2025 Spring Meeting and 21st Global Congress on Process Safety

(32cp) Agent-Based Modelling for Evacuation in Industrial Settings: A Stochastic Approach for Critical Scenarios

Authors

Achilleas Karakoltzidis - Presenter, Aristotle University of Thessaloniki
Anna Agalliadou, Aristotle University of Thessaloniki
Marianthi Kermenidou, Aristotle University of Thessaloniki
Fotini Nikiforou, Aristotle University of Thessaloniki
Anthoula Chatzimpaloglou, Aristotle University of Thessaloniki
Eleni Feleki, Aristotle University of Thessaloniki, Department of Chemical Engineering, Environmental Engineering Laboratory, University Campus, Thessaloniki 54124, Greece
Spyros Karakitsios, Aristotle University of Thessaloniki
Alberto Gotti, Aristotle University of Thessaloniki
Dimosthenis Sarigiannis, Aristotle University of Thessaloniki
Industrial facilities are often complex environments with high risks due to the presence of hazardous materials, equipment, and confined spaces. Efficient and safe evacuation planning is of significant importance, especially under emergency scenarios where rapid response can prevent casualties and mitigate damages. Traditional evacuation models may lack the flexibility to account for individual variability and dynamic conditions inherent in industrial settings. This study introduces a robust agent-based modeling (ABM) framework designed to simulate evacuation processes in industrial environments, accounting for random elements and critical scenario-specific factors as well as multiple scenarios applications based on 3D representations of industrial installations.

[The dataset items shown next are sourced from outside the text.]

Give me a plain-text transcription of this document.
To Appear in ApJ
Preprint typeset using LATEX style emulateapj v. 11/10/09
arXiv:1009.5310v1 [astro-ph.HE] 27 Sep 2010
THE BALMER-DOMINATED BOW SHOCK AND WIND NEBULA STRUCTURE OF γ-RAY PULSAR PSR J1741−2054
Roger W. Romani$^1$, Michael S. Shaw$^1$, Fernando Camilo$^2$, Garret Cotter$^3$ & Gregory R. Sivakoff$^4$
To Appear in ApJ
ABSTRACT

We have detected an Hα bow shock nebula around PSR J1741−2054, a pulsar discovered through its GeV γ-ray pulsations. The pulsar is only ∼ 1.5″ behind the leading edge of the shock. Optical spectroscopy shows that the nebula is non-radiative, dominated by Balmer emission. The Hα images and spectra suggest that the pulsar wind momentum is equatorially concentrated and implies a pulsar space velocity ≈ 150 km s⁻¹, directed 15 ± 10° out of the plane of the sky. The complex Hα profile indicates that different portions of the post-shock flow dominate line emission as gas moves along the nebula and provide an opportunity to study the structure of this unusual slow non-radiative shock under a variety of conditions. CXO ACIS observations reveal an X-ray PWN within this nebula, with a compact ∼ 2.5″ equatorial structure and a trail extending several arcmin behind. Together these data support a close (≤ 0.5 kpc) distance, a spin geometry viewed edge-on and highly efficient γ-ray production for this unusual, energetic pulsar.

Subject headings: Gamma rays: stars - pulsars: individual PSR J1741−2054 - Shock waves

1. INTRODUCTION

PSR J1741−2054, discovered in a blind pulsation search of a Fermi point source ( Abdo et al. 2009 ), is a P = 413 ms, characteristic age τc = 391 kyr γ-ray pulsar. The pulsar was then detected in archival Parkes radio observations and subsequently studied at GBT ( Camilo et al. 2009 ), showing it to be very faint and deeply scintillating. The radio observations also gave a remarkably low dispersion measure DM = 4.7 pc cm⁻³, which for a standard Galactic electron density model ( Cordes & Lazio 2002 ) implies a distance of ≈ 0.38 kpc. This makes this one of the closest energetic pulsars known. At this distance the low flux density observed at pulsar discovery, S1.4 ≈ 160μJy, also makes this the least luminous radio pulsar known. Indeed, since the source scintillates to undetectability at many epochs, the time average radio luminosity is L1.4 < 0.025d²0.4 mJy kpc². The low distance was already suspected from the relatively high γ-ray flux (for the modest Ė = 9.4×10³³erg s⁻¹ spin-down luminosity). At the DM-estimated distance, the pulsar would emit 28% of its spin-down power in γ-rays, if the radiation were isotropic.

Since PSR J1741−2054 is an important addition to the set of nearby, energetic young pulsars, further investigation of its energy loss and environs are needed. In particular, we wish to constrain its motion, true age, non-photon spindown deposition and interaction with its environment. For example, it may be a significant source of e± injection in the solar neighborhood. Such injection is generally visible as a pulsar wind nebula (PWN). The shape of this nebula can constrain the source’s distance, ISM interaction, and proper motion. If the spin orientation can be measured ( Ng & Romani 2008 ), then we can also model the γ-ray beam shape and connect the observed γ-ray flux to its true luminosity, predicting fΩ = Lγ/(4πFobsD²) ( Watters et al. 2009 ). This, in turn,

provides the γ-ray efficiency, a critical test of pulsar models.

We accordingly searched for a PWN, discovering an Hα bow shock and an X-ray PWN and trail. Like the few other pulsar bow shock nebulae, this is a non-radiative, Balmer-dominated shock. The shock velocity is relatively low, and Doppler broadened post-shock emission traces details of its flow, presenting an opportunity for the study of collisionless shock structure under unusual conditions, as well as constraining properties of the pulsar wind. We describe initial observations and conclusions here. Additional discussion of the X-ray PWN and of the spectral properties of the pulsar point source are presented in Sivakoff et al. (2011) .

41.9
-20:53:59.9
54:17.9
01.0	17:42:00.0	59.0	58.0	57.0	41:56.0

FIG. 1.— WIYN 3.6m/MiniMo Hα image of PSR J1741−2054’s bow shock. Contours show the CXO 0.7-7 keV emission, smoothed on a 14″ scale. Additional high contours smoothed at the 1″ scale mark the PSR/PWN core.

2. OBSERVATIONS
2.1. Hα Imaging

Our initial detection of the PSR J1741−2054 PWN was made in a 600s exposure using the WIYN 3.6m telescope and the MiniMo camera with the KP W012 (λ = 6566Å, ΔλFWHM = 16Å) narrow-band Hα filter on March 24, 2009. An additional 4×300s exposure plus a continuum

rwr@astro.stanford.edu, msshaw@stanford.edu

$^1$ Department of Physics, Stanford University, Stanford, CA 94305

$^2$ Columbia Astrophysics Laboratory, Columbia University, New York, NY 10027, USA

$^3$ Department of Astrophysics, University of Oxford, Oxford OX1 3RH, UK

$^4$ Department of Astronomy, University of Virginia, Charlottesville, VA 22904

The primary objective of this study is to develop and validate a stochastic ABM that accurately simulates evacuation behavior in industrial settings, particularly in scenarios with high uncertainty, such as fires, chemical spills, or explosions. The model seeks to improve understanding of evacuation dynamics by considering individual agent characteristics, environmental obstacles, human being factors, high stress situations, and varying levels of hazard exposure. The model incorporates a virtual industrial layout, which can be adjusted given 3D representations, defined by physical barriers, hazard zones, and emergency exits. Agents represent individual workers with attributes that affect movement, such as age, familiarity with the layout, and mobility limitations. Each agent’s behavior is influenced by stochastic elements, including random movement delays, decision-making variability, high stress levels, and interaction with hazards. Evacuation paths are optimized through shortest-path algorithms, while interactions between agents and obstacles are handled using a collision-avoidance system. Model parameters were calibrated using empirical data from historical evacuation drills. Multiple scenarios were simulated, including partial and full evacuations, to examine model robustness and adaptability under different hazard intensities, scenarios, and agent behaviors.

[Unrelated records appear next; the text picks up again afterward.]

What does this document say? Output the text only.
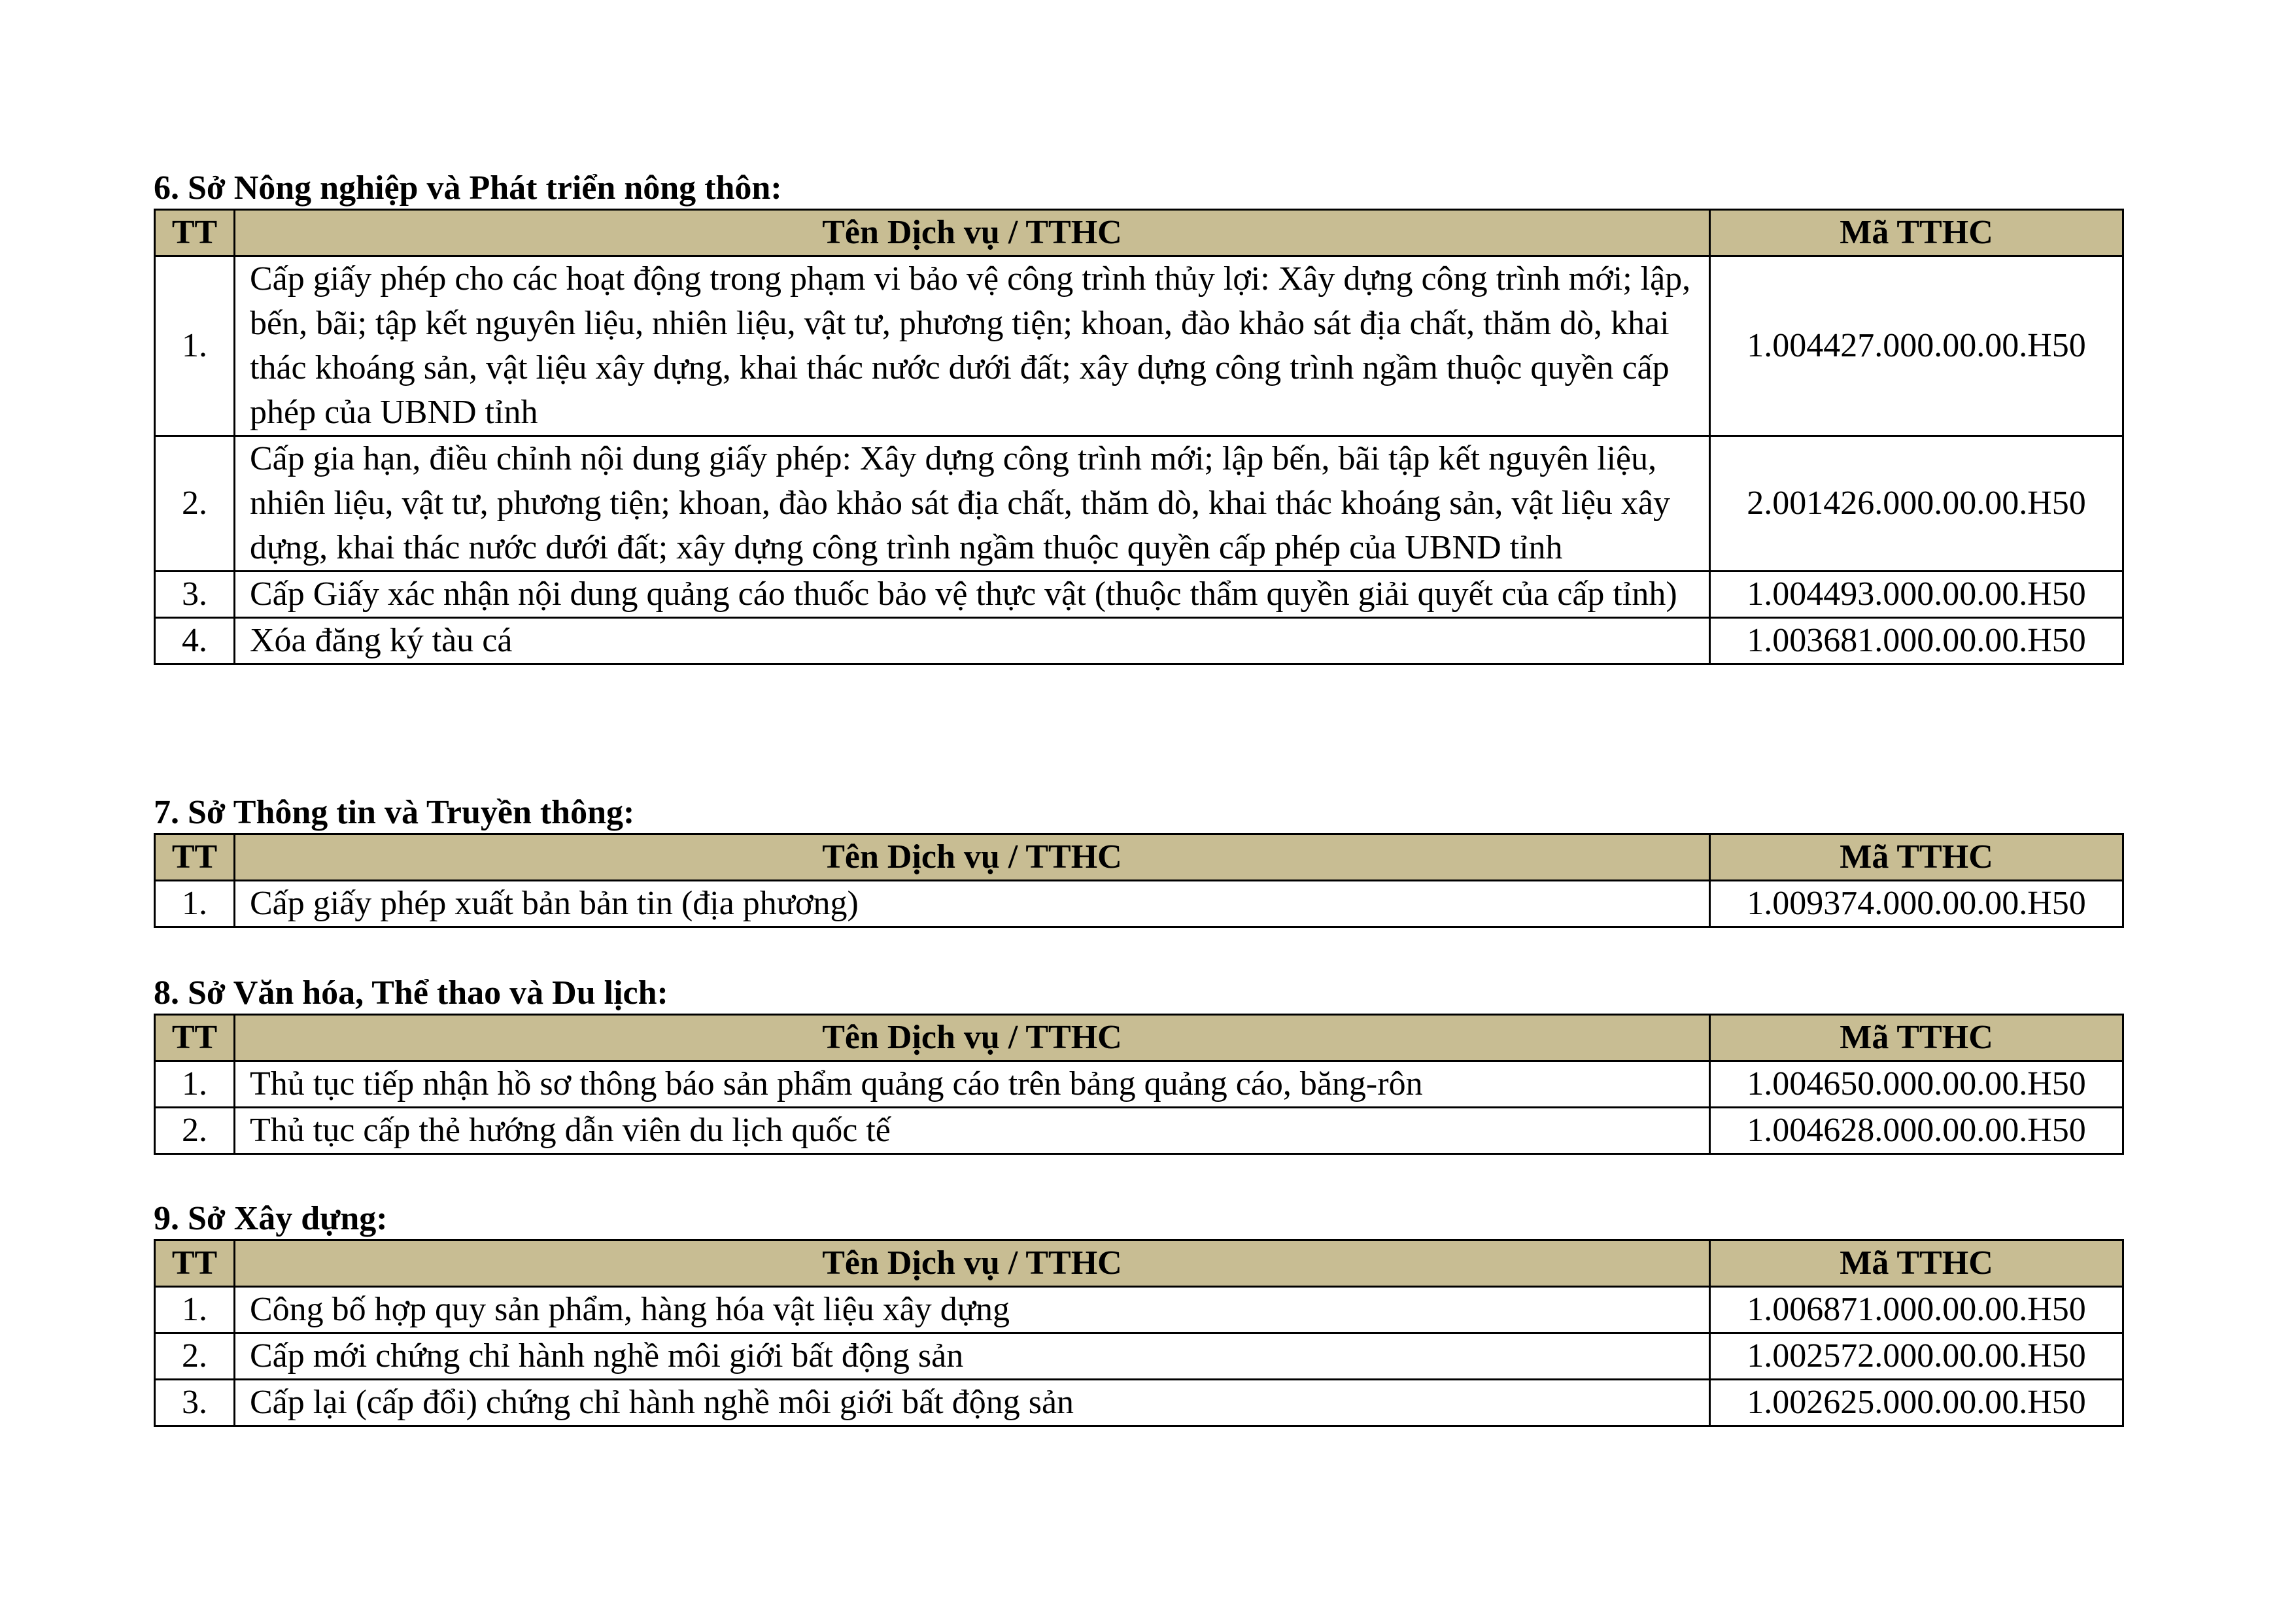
6. Sở Nông nghiệp và Phát triển nông thôn:
TT	Tên Dịch vụ / TTHC	Mã TTHC
1.	Cấp giấy phép cho các hoạt động trong phạm vi bảo vệ công trình thủy lợi: Xây dựng công trình mới; lập, bến, bãi; tập kết nguyên liệu, nhiên liệu, vật tư, phương tiện; khoan, đào khảo sát địa chất, thăm dò, khai thác khoáng sản, vật liệu xây dựng, khai thác nước dưới đất; xây dựng công trình ngầm thuộc quyền cấp phép của UBND tỉnh	1.004427.000.00.00.H50
2.	Cấp gia hạn, điều chỉnh nội dung giấy phép: Xây dựng công trình mới; lập bến, bãi tập kết nguyên liệu, nhiên liệu, vật tư, phương tiện; khoan, đào khảo sát địa chất, thăm dò, khai thác khoáng sản, vật liệu xây dựng, khai thác nước dưới đất; xây dựng công trình ngầm thuộc quyền cấp phép của UBND tỉnh	2.001426.000.00.00.H50
3.	Cấp Giấy xác nhận nội dung quảng cáo thuốc bảo vệ thực vật (thuộc thẩm quyền giải quyết của cấp tỉnh)	1.004493.000.00.00.H50
4.	Xóa đăng ký tàu cá	1.003681.000.00.00.H50
7. Sở Thông tin và Truyền thông:
TT	Tên Dịch vụ / TTHC	Mã TTHC
1.	Cấp giấy phép xuất bản bản tin (địa phương)	1.009374.000.00.00.H50
8. Sở Văn hóa, Thể thao và Du lịch:
TT	Tên Dịch vụ / TTHC	Mã TTHC
1.	Thủ tục tiếp nhận hồ sơ thông báo sản phẩm quảng cáo trên bảng quảng cáo, băng-rôn	1.004650.000.00.00.H50
2.	Thủ tục cấp thẻ hướng dẫn viên du lịch quốc tế	1.004628.000.00.00.H50
9. Sở Xây dựng:
TT	Tên Dịch vụ / TTHC	Mã TTHC
1.	Công bố hợp quy sản phẩm, hàng hóa vật liệu xây dựng	1.006871.000.00.00.H50
2.	Cấp mới chứng chỉ hành nghề môi giới bất động sản	1.002572.000.00.00.H50
3.	Cấp lại (cấp đổi) chứng chỉ hành nghề môi giới bất động sản	1.002625.000.00.00.H50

Simulations revealed that stochastic agent behaviors significantly impact evacuation times, with scenarios involving high levels of hazard exposure resulting in non-linear increases in evacuation time. The model showed that in critical scenarios, such as unexpected hazard spread, agents with high familiarity and mobility had shorter evacuation times. Comparative analysis demonstrated that the ABM approach provided more realistic evacuation timelines than traditional deterministic models, particularly when simulating panic and congestion in high-density areas. Sensitivity analysis identified key factors such as exit accessibility and individual agent risk tolerance that strongly influence evacuation efficacy.

This stochastic ABM framework offers a powerful tool for planning and optimizing evacuation strategies in industrial settings, addressing the limitations of deterministic models by incorporating individual-level variability and environmental dynamics. ABM adaptability to numerous emergency scenarios provides valuable insights for facility design, emergency preparedness, and worker training. Future work would extend this model by integrating real-time hazard detection data using Internet of Things sensor infrastructure and further refining agent decision-making processes, ultimately contributing to safer industrial environments and improved risk management strategies and mitigation.